Abstract

A military multitasking environment was simulated and three experiments were conducted to examine the effects of an intelligent agent, RoboLeader, on the performance of robotics operators. In the first experiment, RoboLeader was perfectly reliable; in the second experiment, RoboLeader’s recommendations were manipulated to be either false-alarm prone or miss prone, with a reliability level of either 60% or 90%; in the third experiment, the capabilities of RoboLeader were expanded to deal more specifically with dynamic retasking requirements based on various battlefield developments in pursuit of moving targets in urban environments. Results of Experiment 1 showed that RoboLeader, when perfectly reliable, was effective in reducing the operators’ mission times in target search tasks, although significant benefits of RoboLeader on the operators’ concurrent task performance and workload were not observed. Results of Experiment 2 show that the type of RoboLeader imperfection affected operator’s performance of tasks involving visual scanning (target detection, route editing, and situation awareness). Results of Experiment 3 showed that participants’ primary task benefited from RoboLeader on all level-of-autonomy conditions compared with the manual performance.

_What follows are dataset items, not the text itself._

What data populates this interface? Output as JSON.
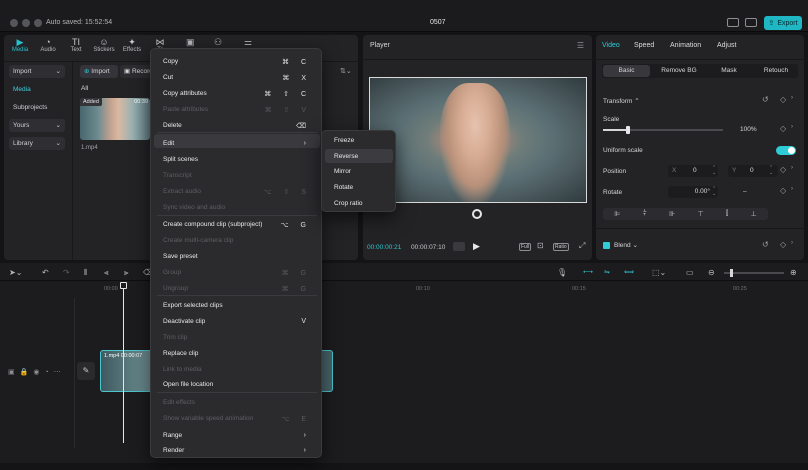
{
  "titlebar": {
    "autosave": "Auto saved: 15:52:54",
    "project_name": "0507",
    "export_label": "Export"
  },
  "toolbar": [
    {
      "label": "Media",
      "glyph": "▶"
    },
    {
      "label": "Audio",
      "glyph": "◔"
    },
    {
      "label": "Text",
      "glyph": "TI"
    },
    {
      "label": "Stickers",
      "glyph": "☺"
    },
    {
      "label": "Effects",
      "glyph": "✦"
    },
    {
      "label": "Tr",
      "glyph": "⋈"
    }
  ],
  "media": {
    "import_sidebar": "Import",
    "sidebar": [
      "Media",
      "Subprojects",
      "Yours",
      "Library"
    ],
    "import_button": "Import",
    "record_button": "Record",
    "filter_all": "All",
    "clip_badge": "Added",
    "clip_duration": "00:39",
    "clip_name": "1.mp4"
  },
  "player": {
    "title": "Player",
    "current_time": "00:00:00:21",
    "total_time": "00:00:07:10",
    "full_label": "Full",
    "ratio_label": "Ratio"
  },
  "properties": {
    "tabs": [
      "Video",
      "Speed",
      "Animation",
      "Adjust"
    ],
    "subtabs": [
      "Basic",
      "Remove BG",
      "Mask",
      "Retouch"
    ],
    "transform_label": "Transform",
    "scale_label": "Scale",
    "scale_value": "100%",
    "scale_fraction": 0.2,
    "uniform_scale_label": "Uniform scale",
    "position_label": "Position",
    "pos_x_label": "X",
    "pos_x": "0",
    "pos_y_label": "Y",
    "pos_y": "0",
    "rotate_label": "Rotate",
    "rotate_value": "0.00°",
    "rotate_dash": "–",
    "blend_label": "Blend"
  },
  "context_menu": {
    "items": [
      {
        "label": "Copy",
        "shortcut": "⌘ C",
        "enabled": true
      },
      {
        "label": "Cut",
        "shortcut": "⌘ X",
        "enabled": true
      },
      {
        "label": "Copy attributes",
        "shortcut": "⌘ ⇧ C",
        "enabled": true
      },
      {
        "label": "Paste attributes",
        "shortcut": "⌘ ⇧ V",
        "enabled": false
      },
      {
        "label": "Delete",
        "shortcut": "⌫",
        "enabled": true
      },
      {
        "label": "Edit",
        "shortcut": "›",
        "enabled": true
      },
      {
        "label": "Split scenes",
        "shortcut": "",
        "enabled": true
      },
      {
        "label": "Transcript",
        "shortcut": "",
        "enabled": false
      },
      {
        "label": "Extract audio",
        "shortcut": "⌥ ⇧ S",
        "enabled": false
      },
      {
        "label": "Sync video and audio",
        "shortcut": "",
        "enabled": false
      },
      {
        "label": "Create compound clip (subproject)",
        "shortcut": "⌥ G",
        "enabled": true
      },
      {
        "label": "Create multi-camera clip",
        "shortcut": "",
        "enabled": false
      },
      {
        "label": "Save preset",
        "shortcut": "",
        "enabled": true
      },
      {
        "label": "Group",
        "shortcut": "⌘ G",
        "enabled": false
      },
      {
        "label": "Ungroup",
        "shortcut": "⌘ G",
        "enabled": false
      },
      {
        "label": "Export selected clips",
        "shortcut": "",
        "enabled": true
      },
      {
        "label": "Deactivate clip",
        "shortcut": "V",
        "enabled": true
      },
      {
        "label": "Trim clip",
        "shortcut": "",
        "enabled": false
      },
      {
        "label": "Replace clip",
        "shortcut": "",
        "enabled": true
      },
      {
        "label": "Link to media",
        "shortcut": "",
        "enabled": false
      },
      {
        "label": "Open file location",
        "shortcut": "",
        "enabled": true
      },
      {
        "label": "Edit effects",
        "shortcut": "",
        "enabled": false
      },
      {
        "label": "Show variable speed animation",
        "shortcut": "⌥ E",
        "enabled": false
      },
      {
        "label": "Range",
        "shortcut": "›",
        "enabled": true
      },
      {
        "label": "Render",
        "shortcut": "›",
        "enabled": true
      }
    ]
  },
  "edit_submenu": {
    "items": [
      "Freeze",
      "Reverse",
      "Mirror",
      "Rotate",
      "Crop ratio"
    ]
  },
  "timeline": {
    "ticks": [
      "00:00",
      "00:10",
      "00:15",
      "00:20",
      "00:25"
    ],
    "clip_label": "1.mp4",
    "clip_time": "00:00:07"
  }
}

Across the experiments, participants with higher spatial ability consistently outperformed those with lower spatial ability in tasks that required the most visual scanning, regardless of the experimental conditions. Participants’ self-assessed attentional control and video gaming experience were found to impact their overall multitasking performance. Frequent video gamers also demonstrated significantly better situation awareness of the mission environments.